Staff Writer (Updated: 7/6/2012):
Visually the C-124 was characterized by its enlarged frontal fuselage and low-mounted wings, each fitted with two engines. Cargo access was accomplished through a front twin door opening (sometimes called a clamshell) just underneath the flight deck. The forward cargo bay opening was also featured with a powered lift while an additional cargo entry/exit position was made available on the aft underside. A single vertical tail surface was mounted atop the empennage. Crew accommodations amounted to six personnel. Power was supplied from no fewer than 4 x Pratt & Whitney R-4360 piston engines of the "Wasp Major" type - powerful engines generating some 3,800 horsepower apiece.
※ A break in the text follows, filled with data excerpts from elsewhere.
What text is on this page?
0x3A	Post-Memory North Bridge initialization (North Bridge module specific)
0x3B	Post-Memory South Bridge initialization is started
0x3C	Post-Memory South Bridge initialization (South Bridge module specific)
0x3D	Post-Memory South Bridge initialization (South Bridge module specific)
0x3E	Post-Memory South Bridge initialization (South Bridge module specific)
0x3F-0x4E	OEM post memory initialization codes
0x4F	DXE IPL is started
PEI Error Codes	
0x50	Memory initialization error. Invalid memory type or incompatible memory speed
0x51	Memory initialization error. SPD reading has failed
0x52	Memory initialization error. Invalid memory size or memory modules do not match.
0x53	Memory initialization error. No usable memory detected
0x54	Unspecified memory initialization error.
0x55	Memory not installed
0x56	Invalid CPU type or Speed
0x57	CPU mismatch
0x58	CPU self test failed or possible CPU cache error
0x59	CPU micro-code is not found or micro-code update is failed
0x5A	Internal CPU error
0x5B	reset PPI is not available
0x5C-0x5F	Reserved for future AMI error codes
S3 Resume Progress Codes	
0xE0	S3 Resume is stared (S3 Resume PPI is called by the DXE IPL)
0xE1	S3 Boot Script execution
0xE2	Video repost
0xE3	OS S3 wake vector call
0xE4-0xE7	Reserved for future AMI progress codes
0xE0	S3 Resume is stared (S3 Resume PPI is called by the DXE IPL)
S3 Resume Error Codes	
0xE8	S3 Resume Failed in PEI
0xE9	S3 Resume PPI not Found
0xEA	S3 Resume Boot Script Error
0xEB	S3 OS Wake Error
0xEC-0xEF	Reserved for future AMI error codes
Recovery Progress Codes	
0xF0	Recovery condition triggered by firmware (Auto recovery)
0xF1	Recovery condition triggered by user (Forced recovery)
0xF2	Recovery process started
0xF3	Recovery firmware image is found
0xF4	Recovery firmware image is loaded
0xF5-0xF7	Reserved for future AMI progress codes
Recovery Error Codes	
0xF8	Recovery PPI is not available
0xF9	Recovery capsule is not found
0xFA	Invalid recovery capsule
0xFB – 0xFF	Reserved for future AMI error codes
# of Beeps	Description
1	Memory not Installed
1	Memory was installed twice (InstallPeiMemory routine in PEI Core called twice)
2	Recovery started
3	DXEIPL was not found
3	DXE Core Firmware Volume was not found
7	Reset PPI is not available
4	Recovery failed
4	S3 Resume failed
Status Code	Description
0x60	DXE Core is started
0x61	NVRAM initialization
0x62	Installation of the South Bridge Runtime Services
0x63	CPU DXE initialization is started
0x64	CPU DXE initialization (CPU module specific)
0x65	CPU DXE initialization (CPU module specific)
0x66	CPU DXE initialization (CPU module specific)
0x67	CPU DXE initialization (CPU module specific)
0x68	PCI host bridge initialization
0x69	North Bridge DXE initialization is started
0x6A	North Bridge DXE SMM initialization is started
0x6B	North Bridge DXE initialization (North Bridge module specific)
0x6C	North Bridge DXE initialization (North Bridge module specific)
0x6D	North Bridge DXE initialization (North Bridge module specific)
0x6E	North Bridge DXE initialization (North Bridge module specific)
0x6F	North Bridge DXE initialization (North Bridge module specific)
The C-124 saw extensive action in the Korean War and into the Vietnam conflict. the system was quite capable of accomplishing any wartime feat that including the transportation of armor, artillery pieces, construction/engineering equipment, general supplies and ballistic missiles. The C-124 was also versatile enough as a passenger transport or medical patient mover, moving some 200 soldiers or 127 wounded at a time. In the end, the C-124 was an excellent logistical piece for the American military and its many years of service proved just that.
Operating branches of the C-124 system included the United States Air Force (SAC), the Air National Guard and the Military Air Transport Service. USAF C-124's were officially retired in 1974 and, in all, some near-450 examples were produced. Visitors to the United States Air Force Museum are treated to an indoor static display of an open C-124 (s/n 51-0135) to which they can walk up into the cargo hold of the aircraft.